At approximately 2:36 p.m. on Oct. 23, a 30-foot branch splintered from a live oak tree in the center of the Quad, falling dangerously close to a group of seniors playing Spikeball. Other than a minor scratch on senior Ken Matsunaga’s leg, no one was injured. 

The six seniors—William Stingl, Michael Daichman, Luke Alexander, Nicolas Munoz, Aidan Via and Matsunaga—had reached matchpoint in their game when the temperature “dropped 10 degrees,” a gust of wind rustled the trees and a sharp cracking noise rang out across the Quad. 

“I thought it was lightning,” Stingl said. “I look up, and this massive branch is about to fall.”

According to Luke Alexander, the boys reacted swiftly, “bolting out of the way.” 

“That’s all we could do,” Alexander said. 

Director of Curriculum Dwight Raulston (`71) witnessed the branch’s fall from the patio of the Quad, where he had been reading prior to the incident. 

“The wind kept coming faster and you could see the tree’s big branches [swirling] around,” Raulston said. “I started to text my wife about the weather, and that’s when there was a big crack.”

English teachers Clay Guinn (`92), Kristiane Stapleton and Warren Rawson, who were inside Rawson’s first-floor classroom, rushed to the Quad upon hearing what sounded like a “shotgun blast.” 

“We all jumped two feet off the ground and ran outside to see the boys scattering,” Rawson said.

Immediately after the branch landed, students began congregating on the Quad. 

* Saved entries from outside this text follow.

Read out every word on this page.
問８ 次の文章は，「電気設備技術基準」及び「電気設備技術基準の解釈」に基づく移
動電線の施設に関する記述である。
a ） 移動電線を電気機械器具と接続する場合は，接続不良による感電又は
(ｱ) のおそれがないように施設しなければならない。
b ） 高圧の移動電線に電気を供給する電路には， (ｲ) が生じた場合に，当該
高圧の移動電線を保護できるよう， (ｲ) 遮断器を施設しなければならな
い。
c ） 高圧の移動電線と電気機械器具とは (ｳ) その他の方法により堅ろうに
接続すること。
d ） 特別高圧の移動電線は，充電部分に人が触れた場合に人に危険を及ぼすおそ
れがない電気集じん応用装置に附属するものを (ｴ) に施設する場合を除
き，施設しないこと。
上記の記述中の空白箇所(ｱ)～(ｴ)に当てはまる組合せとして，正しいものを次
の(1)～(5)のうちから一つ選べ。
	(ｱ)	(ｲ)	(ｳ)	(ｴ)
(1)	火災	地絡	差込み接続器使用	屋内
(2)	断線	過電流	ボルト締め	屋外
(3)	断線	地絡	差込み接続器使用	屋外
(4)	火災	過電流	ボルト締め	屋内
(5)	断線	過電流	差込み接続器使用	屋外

“We were all just screaming like banshees,” Alexander said.

Several faculty members exited their classrooms and directed students to move away from the debris. 

Senior Anne-Charlotte Gillard was in a Zoom call during the incident. From her vantage point on the Quad patio, it looked as though the Spikeball players “almost died.”

Stingl is relieved that his reflexes prevented him from sustaining injury. 

“Sometimes near imminent death, you get that feeling that tells you to get out of the way,” Stingl said. “I felt that feeling, and I got out of the way.”